No llevaba más que la ropa puesta, un abrigo delgado que no servía contra el viento de la sierra y unas botas empapadas que le tragaban el calor a cada paso. En su cabeza, la escena se repetía como un castigo: el papel de desalojo, la firma falsa, el brillo de codicia en los ojos de Armando. Él había seducido a su madre, había aprendido cada rincón de su vida, y cuando ella murió, se quedó con todo: la casa, el dinero, las amistades que de pronto “no querían problemas”, incluso el derecho de Sofía a llorar en paz.
El camino hacia Valle Escondido era una promesa imposible, una línea imaginaria bajo la tormenta. No veía a dos metros. La noche ya había caído, y el cielo era una sábana gris que escupía hielo. Sofía sintió una punzada de pánico primitivo: no el miedo elegante de las películas, sino el que te sube desde el estómago y te dice, sin palabras, que podrías morir allí y el mundo seguiría girando como si nada.
Tropezó con una raíz escondida y cayó de rodillas. El golpe le robó el aliento. Por un segundo, la nieve pareció suave, casi amable, una cama blanca invitándola a cerrar los ojos. Las pestañas se le congelaron con lágrimas que no recordaba haber derramado. “Morir”, pensó, y esa palabra fue un susurro helado.

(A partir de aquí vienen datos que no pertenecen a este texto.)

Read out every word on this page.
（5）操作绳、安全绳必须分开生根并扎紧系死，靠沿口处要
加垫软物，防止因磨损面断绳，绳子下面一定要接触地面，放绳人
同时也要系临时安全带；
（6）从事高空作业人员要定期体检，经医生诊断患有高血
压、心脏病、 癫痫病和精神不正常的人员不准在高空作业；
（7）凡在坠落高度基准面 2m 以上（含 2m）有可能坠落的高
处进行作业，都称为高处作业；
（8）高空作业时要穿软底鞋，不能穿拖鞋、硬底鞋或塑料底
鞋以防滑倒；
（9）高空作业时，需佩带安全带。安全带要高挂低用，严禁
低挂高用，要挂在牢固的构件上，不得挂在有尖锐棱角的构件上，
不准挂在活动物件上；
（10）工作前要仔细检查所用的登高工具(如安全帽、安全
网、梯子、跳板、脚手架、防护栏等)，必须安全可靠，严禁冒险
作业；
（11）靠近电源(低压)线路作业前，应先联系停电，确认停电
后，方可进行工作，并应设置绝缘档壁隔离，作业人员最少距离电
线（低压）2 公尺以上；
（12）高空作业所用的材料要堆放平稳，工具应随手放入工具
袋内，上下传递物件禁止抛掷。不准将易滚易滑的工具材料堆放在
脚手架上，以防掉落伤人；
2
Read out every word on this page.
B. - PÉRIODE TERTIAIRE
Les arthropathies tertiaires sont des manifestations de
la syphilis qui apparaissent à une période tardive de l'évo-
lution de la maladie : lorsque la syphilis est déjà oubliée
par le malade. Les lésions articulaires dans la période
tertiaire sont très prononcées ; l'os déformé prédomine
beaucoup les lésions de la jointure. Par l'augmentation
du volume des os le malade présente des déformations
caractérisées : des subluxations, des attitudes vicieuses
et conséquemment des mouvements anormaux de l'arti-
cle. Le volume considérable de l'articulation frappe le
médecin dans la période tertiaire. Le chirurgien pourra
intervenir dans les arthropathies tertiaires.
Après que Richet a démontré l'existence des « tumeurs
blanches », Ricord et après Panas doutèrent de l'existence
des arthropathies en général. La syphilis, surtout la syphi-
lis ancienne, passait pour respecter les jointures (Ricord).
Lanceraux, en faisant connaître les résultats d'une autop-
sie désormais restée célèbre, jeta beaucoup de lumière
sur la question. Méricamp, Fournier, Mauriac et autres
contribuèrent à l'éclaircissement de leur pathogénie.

Pero entonces, como si se lo hubiera prometido a su madre en algún rincón de la memoria, apretó la mandíbula. “No le daré ese gusto”, murmuró al viento, y se obligó a ponerse de pie agarrándose de un pino. Fue ahí cuando lo vio: una hebra de humo, finísima, subiendo entre los árboles; y debajo, un parpadeo amarillo, una luz temblorosa. Una cabaña.
La esperanza le quemó el pecho como un fuego imposible. Se arrastró hacia la luz usando los troncos como apoyo, con las piernas a punto de ceder. Cuando llegó, golpeó la puerta con los nudillos entumecidos. Una vez. Dos. Tres. Nada. El pánico regresó, apretándole la garganta.
—Por favor… —susurró con la voz rota—. Ayuda.